Mas, dada a profundidade da crise, não se deve esperar que haja uma bala de prata que possa debelá-la. Talvez leve algum tempo para se ter a dimensão exata do volume de papéis encalhados nas carteiras de bancos entre Estados Unidos, Europa e Ásia, responsáveis pelo congelamento do crédito mundial e pela corrida desenfreada do dinheiro em busca da segurança dos títulos do Tesouro americano. Portanto, aconselha-se não considerar que o dia de ontem tenha marcado o fim da crise.
É bem-vinda, assim, a intenção do governo, anunciada ao GLOBO pelo ministro do Planejamento, Paulo Bernardo, de fazer cortes onde for necessário, para impedir ao máximo que o desaquecimento mundial cause muitos estragos na economia brasileira. O ministro não descarta sequer o adiamento de programas sociais.
Mas soa estranho que Paulo Bernardo se mostre tão reticente em se referir a medidas concretas, alegando que o governo "não pode ir atrás de boataria de mercado". Ora, o que tem acontecido no Brasil e no mundo são fatos objetivos, com ações, juros e câmbio sinalizando o perigoso fenômeno de empoçamento de liquidez em todo o planeta.

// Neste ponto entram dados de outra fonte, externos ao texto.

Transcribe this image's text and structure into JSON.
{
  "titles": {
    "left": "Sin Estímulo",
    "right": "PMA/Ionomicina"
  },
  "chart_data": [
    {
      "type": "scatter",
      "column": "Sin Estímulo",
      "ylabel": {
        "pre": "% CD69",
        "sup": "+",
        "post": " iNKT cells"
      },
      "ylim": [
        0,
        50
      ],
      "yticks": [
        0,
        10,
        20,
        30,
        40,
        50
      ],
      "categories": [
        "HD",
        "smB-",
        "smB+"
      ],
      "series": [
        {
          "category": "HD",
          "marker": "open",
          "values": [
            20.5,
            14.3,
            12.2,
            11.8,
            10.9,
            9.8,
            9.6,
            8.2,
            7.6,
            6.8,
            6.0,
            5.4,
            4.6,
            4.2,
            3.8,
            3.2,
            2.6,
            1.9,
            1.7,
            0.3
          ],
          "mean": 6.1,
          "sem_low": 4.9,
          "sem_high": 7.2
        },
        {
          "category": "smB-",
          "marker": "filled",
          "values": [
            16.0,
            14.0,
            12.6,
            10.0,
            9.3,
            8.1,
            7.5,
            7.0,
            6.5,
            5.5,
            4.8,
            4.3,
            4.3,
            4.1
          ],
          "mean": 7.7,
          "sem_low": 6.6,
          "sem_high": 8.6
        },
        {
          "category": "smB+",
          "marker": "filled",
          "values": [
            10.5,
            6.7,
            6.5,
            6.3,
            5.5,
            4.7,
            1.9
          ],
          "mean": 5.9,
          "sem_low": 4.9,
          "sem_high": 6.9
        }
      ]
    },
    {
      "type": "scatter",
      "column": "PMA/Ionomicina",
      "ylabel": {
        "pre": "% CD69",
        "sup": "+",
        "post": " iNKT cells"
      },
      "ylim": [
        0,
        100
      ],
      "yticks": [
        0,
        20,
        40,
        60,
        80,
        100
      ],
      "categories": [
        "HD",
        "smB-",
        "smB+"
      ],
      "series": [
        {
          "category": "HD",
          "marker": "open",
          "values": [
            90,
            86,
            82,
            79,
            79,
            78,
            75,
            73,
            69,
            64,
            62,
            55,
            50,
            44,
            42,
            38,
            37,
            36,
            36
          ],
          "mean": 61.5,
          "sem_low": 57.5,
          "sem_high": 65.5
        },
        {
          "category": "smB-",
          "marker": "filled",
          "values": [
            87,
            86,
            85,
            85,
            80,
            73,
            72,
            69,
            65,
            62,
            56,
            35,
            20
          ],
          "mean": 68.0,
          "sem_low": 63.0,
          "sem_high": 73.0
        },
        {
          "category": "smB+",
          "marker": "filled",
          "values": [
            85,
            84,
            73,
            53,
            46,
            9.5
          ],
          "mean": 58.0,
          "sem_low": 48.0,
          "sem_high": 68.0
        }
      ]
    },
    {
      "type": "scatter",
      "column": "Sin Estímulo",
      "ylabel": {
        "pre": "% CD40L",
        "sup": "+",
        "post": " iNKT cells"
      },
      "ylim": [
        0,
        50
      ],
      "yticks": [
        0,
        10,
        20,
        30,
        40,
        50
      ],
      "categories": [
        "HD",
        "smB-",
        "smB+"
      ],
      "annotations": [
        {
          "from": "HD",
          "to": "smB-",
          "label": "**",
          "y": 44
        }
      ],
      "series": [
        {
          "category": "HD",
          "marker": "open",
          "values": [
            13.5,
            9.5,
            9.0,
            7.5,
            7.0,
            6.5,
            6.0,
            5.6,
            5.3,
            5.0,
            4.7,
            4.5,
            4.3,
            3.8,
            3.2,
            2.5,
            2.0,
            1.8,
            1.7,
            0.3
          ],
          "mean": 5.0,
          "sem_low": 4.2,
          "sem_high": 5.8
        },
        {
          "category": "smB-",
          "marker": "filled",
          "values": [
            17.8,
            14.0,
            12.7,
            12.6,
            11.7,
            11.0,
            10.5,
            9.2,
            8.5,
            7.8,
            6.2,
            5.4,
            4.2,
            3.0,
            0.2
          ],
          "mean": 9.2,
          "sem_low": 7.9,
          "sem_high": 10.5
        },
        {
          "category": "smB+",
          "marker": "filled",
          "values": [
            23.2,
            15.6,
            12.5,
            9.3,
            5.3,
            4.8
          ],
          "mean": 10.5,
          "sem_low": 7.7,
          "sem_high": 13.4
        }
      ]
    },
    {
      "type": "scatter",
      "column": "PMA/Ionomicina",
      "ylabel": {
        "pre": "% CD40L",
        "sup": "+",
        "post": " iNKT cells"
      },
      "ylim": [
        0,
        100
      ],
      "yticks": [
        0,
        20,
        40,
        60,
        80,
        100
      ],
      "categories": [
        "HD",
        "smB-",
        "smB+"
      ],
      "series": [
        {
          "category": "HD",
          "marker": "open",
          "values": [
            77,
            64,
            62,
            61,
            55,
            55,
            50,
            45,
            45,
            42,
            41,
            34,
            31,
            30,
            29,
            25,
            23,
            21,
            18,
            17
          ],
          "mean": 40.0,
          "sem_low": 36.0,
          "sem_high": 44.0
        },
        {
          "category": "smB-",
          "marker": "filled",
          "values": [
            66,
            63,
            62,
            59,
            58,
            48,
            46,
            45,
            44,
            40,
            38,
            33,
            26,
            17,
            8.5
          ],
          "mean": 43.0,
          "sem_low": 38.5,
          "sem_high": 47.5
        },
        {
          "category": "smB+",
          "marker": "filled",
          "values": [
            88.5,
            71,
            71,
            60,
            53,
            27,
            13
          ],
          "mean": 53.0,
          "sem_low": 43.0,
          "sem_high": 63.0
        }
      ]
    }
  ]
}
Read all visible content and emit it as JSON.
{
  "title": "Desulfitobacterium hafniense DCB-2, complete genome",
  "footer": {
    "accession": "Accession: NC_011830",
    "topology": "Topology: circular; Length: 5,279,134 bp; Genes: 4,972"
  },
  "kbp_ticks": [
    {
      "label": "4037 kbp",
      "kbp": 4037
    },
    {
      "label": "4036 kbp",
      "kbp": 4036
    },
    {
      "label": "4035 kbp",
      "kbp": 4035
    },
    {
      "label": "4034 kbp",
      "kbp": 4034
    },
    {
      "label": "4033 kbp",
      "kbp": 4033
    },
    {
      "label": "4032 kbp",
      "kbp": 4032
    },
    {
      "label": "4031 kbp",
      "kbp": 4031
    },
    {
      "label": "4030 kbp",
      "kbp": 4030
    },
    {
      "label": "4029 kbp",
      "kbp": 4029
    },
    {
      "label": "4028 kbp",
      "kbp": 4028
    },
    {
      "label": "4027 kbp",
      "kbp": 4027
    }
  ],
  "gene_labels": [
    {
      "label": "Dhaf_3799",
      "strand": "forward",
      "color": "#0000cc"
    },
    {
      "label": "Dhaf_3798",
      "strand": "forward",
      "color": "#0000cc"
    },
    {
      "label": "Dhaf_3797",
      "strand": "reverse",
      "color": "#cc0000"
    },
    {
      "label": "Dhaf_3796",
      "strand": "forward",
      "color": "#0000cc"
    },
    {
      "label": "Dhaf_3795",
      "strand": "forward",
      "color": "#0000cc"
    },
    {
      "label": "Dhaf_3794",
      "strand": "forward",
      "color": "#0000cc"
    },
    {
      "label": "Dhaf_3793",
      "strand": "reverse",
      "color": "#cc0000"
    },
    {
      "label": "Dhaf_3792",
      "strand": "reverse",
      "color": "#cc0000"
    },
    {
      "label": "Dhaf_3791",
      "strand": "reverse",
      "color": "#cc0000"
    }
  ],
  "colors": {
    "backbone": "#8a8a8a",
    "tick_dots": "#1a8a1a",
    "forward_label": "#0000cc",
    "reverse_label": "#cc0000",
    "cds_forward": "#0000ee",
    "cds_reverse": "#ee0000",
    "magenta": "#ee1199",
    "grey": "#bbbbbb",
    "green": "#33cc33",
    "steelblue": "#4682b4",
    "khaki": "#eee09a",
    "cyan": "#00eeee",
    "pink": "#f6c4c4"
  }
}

Uma explicação plausível para o excessivo cuidado é que o governo Lula pode estar agindo como FH em 1998 e Sarney e Ulysses em 1986, quando, por causa do calendário eleitoral, retardaram ações imprescindíveis contra a implosão do câmbio fixo do real e o esgotamento do Plano Cruzado. FH esperou ser reeleito para deflagrar a desvalorização da moeda em janeiro de 1999, e instituir o câmbio flutuante; enquanto o presidente José Sarney e a eminência parda do seu governo, Ulysses Guimarães, aguardaram o PMDB ganhar as eleições estaduais de novembro de 86 para só então acabar com o congelamento de preços e baixar um pacote fiscal. Condicionar decisões técnicas a questões político-eleitorais implica riscos, ainda mais numa crise mundial de proporções inéditas em quase um século.